Had an interesting conversation with a friend who is a joiner. Well, a ship's carpenter which means he is an elite joiner who can turn his hand to other skills as well. The problem is still fitting a library into a smaller size study without major deletions from my catalogue. So the large clothes cupboard in this modest room, given a ship's carpenter's skills, will provide another 23 feet of shelving and some filing space. The Tardis principle. Or maybe a jig saw puzzle - all the pieces only fit together one way?
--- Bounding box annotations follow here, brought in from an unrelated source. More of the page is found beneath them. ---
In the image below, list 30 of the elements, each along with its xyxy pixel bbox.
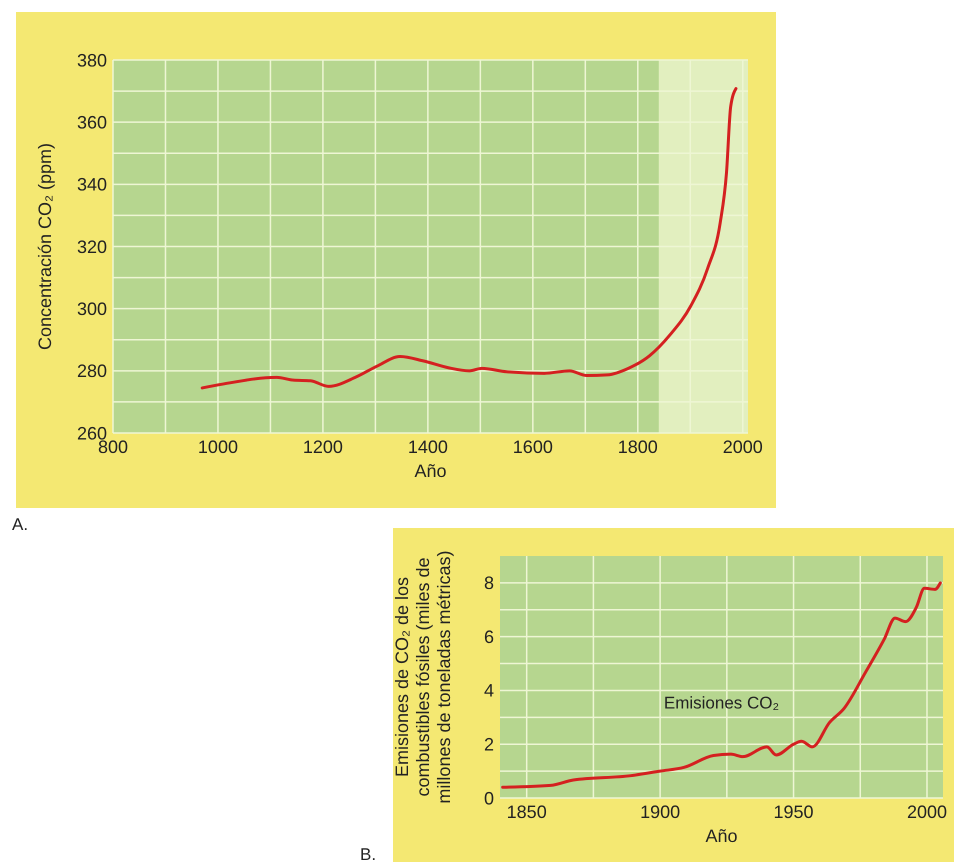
x-tick-label: 1800 — [618, 437, 658, 457]
annotation: Emisiones CO₂ — [664, 693, 780, 712]
x-axis-title: Año — [705, 826, 738, 846]
line-series — [501, 581, 942, 789]
x-tick-label: 1600 — [512, 437, 553, 457]
x-tick-label: 2000 — [906, 802, 948, 822]
x-tick-label: 2000 — [722, 437, 763, 457]
text: A. — [12, 515, 28, 534]
line-series — [200, 87, 738, 390]
y-tick-label: 360 — [76, 112, 107, 132]
y-tick-label: 320 — [76, 236, 107, 257]
x-tick-label: 1400 — [408, 437, 448, 457]
x-tick-label: 1850 — [506, 802, 547, 822]
y-tick-label: 4 — [484, 680, 494, 701]
y-tick-label: 300 — [76, 298, 107, 319]
y-axis-title: Emisiones de CO₂ de los combustibles fósiles (miles de millones de toneladas métricas) — [392, 550, 454, 804]
y-tick-label: 380 — [76, 50, 107, 70]
x-tick-label: 1200 — [302, 437, 343, 457]
x-tick-label: 1950 — [774, 802, 814, 822]
y-tick-label: 0 — [484, 788, 494, 808]
y-tick-label: 6 — [484, 626, 494, 647]
x-axis-title: Año — [414, 461, 447, 481]
y-tick-label: 8 — [484, 573, 494, 594]
text: B. — [360, 845, 376, 862]
x-tick-label: 1000 — [198, 437, 238, 457]
y-tick-label: 280 — [76, 361, 107, 382]
y-tick-label: 340 — [76, 174, 107, 195]
y-axis-title: Concentración CO₂ (ppm) — [35, 142, 55, 350]
x-tick-label: 1900 — [640, 802, 680, 822]
y-tick-label: 2 — [484, 734, 494, 755]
While discussing the problem I mentioned a number of suggestions made by well meaning friends, that I should just downsize my library, get rid of surplus, expel the excess. Didn't mention Stuart's much more convenient suggestion to give them to him :)) Anyway, said my friend, I paraphrase, but accurately, - "I have a tool kit, and several planes, saws, chisels, hammers, and need a wee trailer to carry them to go and do a job. Your library is a tool kit - you'll get rid of something and then you'll need it. A library isn't just books - it's a lifelong collection of the things you do your work with." I love a man who understands. I showed him my prized Cambridge hardback edition of the George Herbert's poems and explained the extended mortgage needed to buy it. It's inconceivable I'd part with it. It and the vast majority of my books are not bought on impulse - they are chosen companions, resident scholars of choice, conversation partners, gifts of thought and ideas that have made me who I am. Sure some of them can go.
But I have an annual review of my whole library anyway, have done every year for decades, and a box or two go away each year to new homes. So we spent time conspiring against the limitations of space, doing the math, planning and measuring so as to have adequate shelving without the study being overwhelmingly stuffed - I also like wall space for my pictures, and a sense of beauty as well as utility.